Subsequently, that machine suffered from BTRFS volume corruption (issue 51). Therefore, we moved both services to a larger new server. The data was efficiently migrated using BTRFS tools: btrfs send | btrfs receive
.
Since the move, we have seen issues with BTRFS metadata. Plus, we have suffered from a build-up of subvolumes, as reported by other users: Docker gradually exhausts disk space on BTRFS.
Unfortunately, both services went down on Friday evening (issue 85). Analysis showed over 500 BTRFS subvolumes, a shortage of metadata space, and insufficient space to perform a BTRFS rebalance.
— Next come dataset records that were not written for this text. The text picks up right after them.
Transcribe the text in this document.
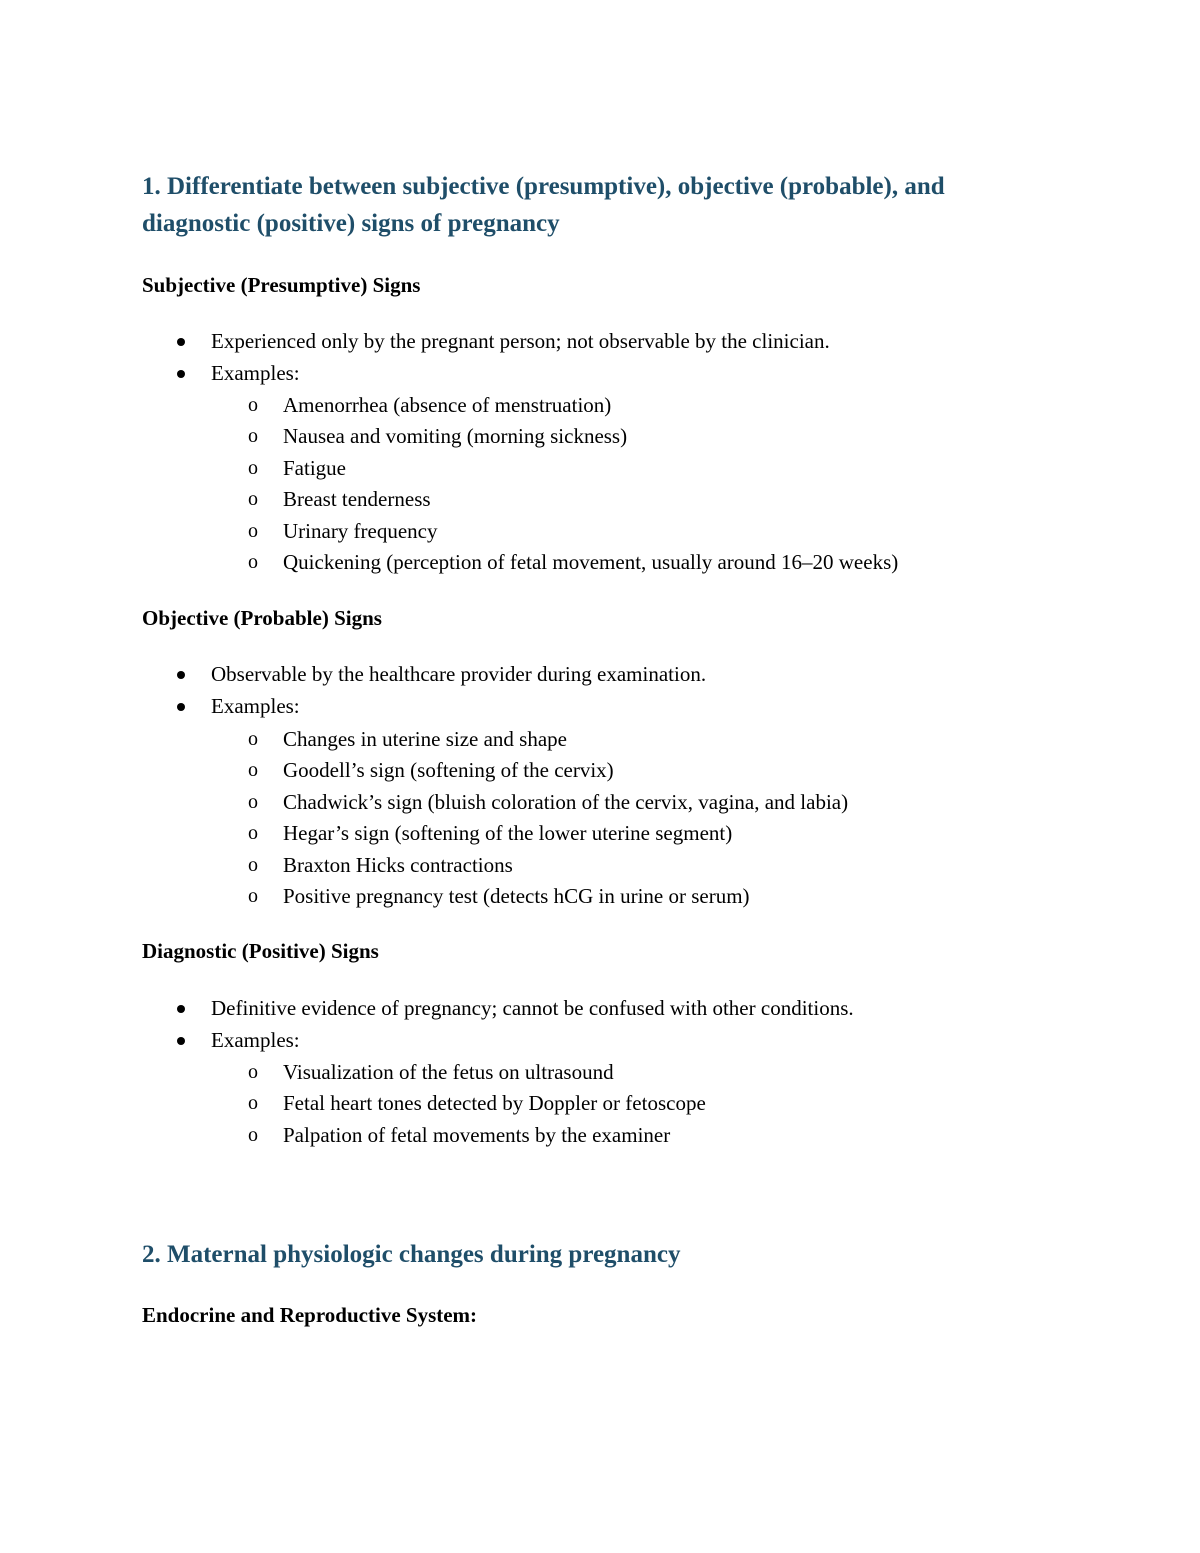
1. Differentiate between subjective (presumptive), objective (probable), and
diagnostic (positive) signs of pregnancy
Subjective (Presumptive) Signs
Experienced only by the pregnant person; not observable by the clinician.
Examples:
o Amenorrhea (absence of menstruation)
o Nausea and vomiting (morning sickness)
o Fatigue
o Breast tenderness
o Urinary frequency
o Quickening (perception of fetal movement, usually around 16–20 weeks)
Objective (Probable) Signs
Observable by the healthcare provider during examination.
Examples:
o Changes in uterine size and shape
o Goodell’s sign (softening of the cervix)
o Chadwick’s sign (bluish coloration of the cervix, vagina, and labia)
o Hegar’s sign (softening of the lower uterine segment)
o Braxton Hicks contractions
o Positive pregnancy test (detects hCG in urine or serum)
Diagnostic (Positive) Signs
Definitive evidence of pregnancy; cannot be confused with other conditions.
Examples:
o Visualization of the fetus on ultrasound
o Fetal heart tones detected by Doppler or fetoscope
o Palpation of fetal movements by the examiner
2. Maternal physiologic changes during pregnancy
Endocrine and Reproductive System:
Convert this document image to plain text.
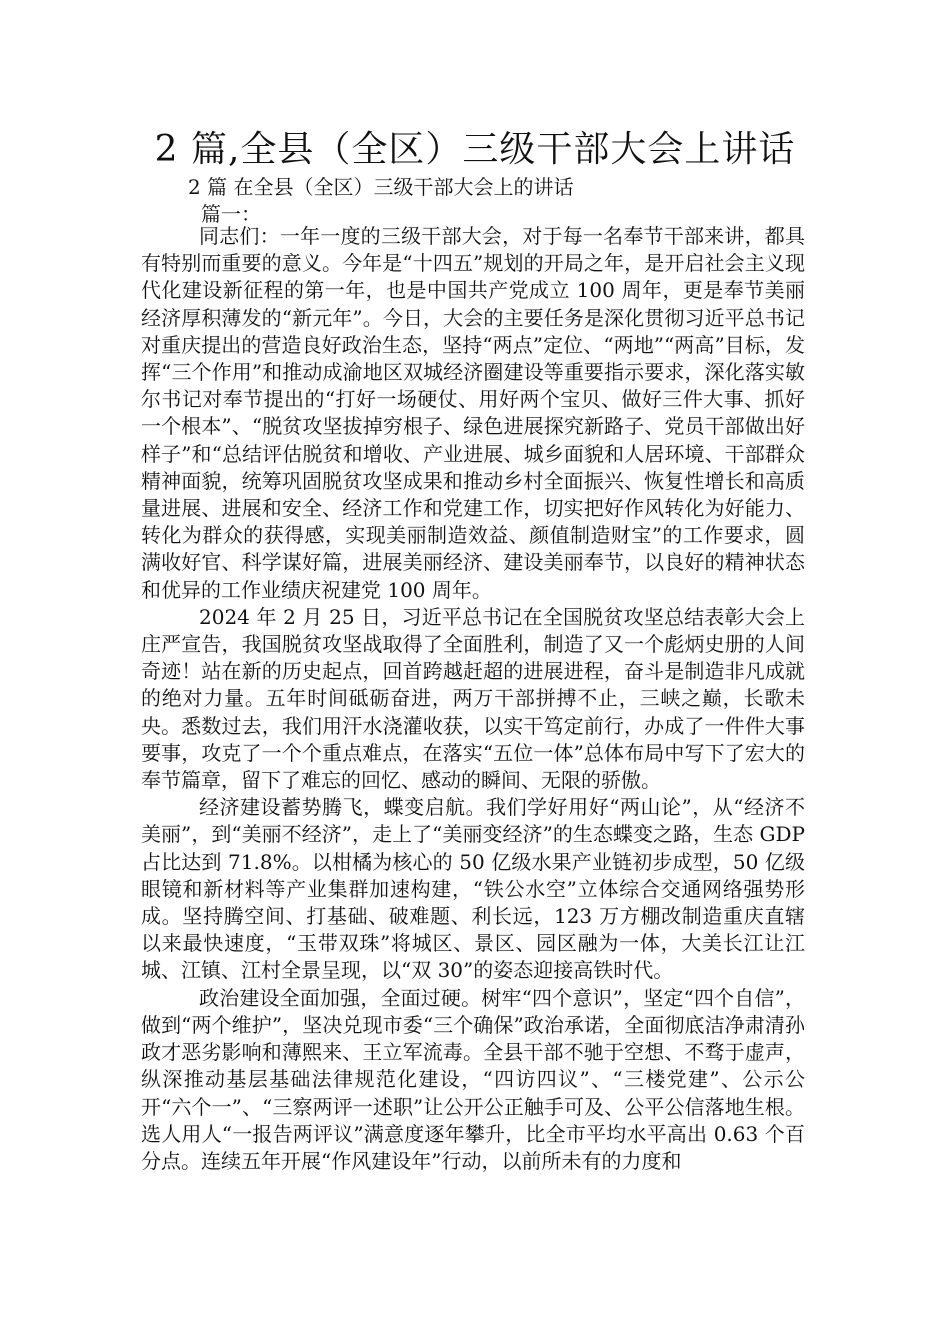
2 篇,全县（全区）三级干部大会上讲话
2 篇 在全县（全区）三级干部大会上的讲话
篇一：

同志们：一年一度的三级干部大会，对于每一名奉节干部来讲，都具有特别而重要的意义。今年是“十四五”规划的开局之年，是开启社会主义现代化建设新征程的第一年，也是中国共产党成立 100 周年，更是奉节美丽经济厚积薄发的“新元年”。今日，大会的主要任务是深化贯彻习近平总书记对重庆提出的营造良好政治生态，坚持“两点”定位、“两地”“两高”目标，发挥“三个作用”和推动成渝地区双城经济圈建设等重要指示要求，深化落实敏尔书记对奉节提出的“打好一场硬仗、用好两个宝贝、做好三件大事、抓好一个根本”、“脱贫攻坚拔掉穷根子、绿色进展探究新路子、党员干部做出好样子”和“总结评估脱贫和增收、产业进展、城乡面貌和人居环境、干部群众精神面貌，统筹巩固脱贫攻坚成果和推动乡村全面振兴、恢复性增长和高质量进展、进展和安全、经济工作和党建工作，切实把好作风转化为好能力、转化为群众的获得感，实现美丽制造效益、颜值制造财宝”的工作要求，圆满收好官、科学谋好篇，进展美丽经济、建设美丽奉节，以良好的精神状态和优异的工作业绩庆祝建党 100 周年。

2024 年 2 月 25 日，习近平总书记在全国脱贫攻坚总结表彰大会上庄严宣告，我国脱贫攻坚战取得了全面胜利，制造了又一个彪炳史册的人间奇迹！站在新的历史起点，回首跨越赶超的进展进程，奋斗是制造非凡成就的绝对力量。五年时间砥砺奋进，两万干部拼搏不止，三峡之巅，长歌未央。悉数过去，我们用汗水浇灌收获，以实干笃定前行，办成了一件件大事要事，攻克了一个个重点难点，在落实“五位一体”总体布局中写下了宏大的奉节篇章，留下了难忘的回忆、感动的瞬间、无限的骄傲。

经济建设蓄势腾飞，蝶变启航。我们学好用好“两山论”，从“经济不美丽”，到“美丽不经济”，走上了“美丽变经济”的生态蝶变之路，生态 GDP 占比达到 71.8%。以柑橘为核心的 50 亿级水果产业链初步成型，50 亿级眼镜和新材料等产业集群加速构建，“铁公水空”立体综合交通网络强势形成。坚持腾空间、打基础、破难题、利长远，123 万方棚改制造重庆直辖以来最快速度，“玉带双珠”将城区、景区、园区融为一体，大美长江让江城、江镇、江村全景呈现，以“双 30”的姿态迎接高铁时代。

政治建设全面加强，全面过硬。树牢“四个意识”，坚定“四个自信”，做到“两个维护”，坚决兑现市委“三个确保”政治承诺，全面彻底洁净肃清孙政才恶劣影响和薄熙来、王立军流毒。全县干部不驰于空想、不骛于虚声，纵深推动基层基础法律规范化建设，“四访四议”、“三楼党建”、公示公开“六个一”、“三察两评一述职”让公开公正触手可及、公平公信落地生根。选人用人“一报告两评议”满意度逐年攀升，比全市平均水平高出 0.63 个百分点。连续五年开展“作风建设年”行动，以前所未有的力度和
Returning to the original configuration of splitting the ci.dev
and OCaml.org services, they have been moved onto new and separate hardware. The underlying filesystem is now a RAID1-backed ext4, formatted with -i 8192
in order to ensure the availability of sufficient inodes. Docker uses Overlayfs. RSYNC was used to copy the databases and logs from the old server. This change should add resilience and has doubled the capacity for storing history logs.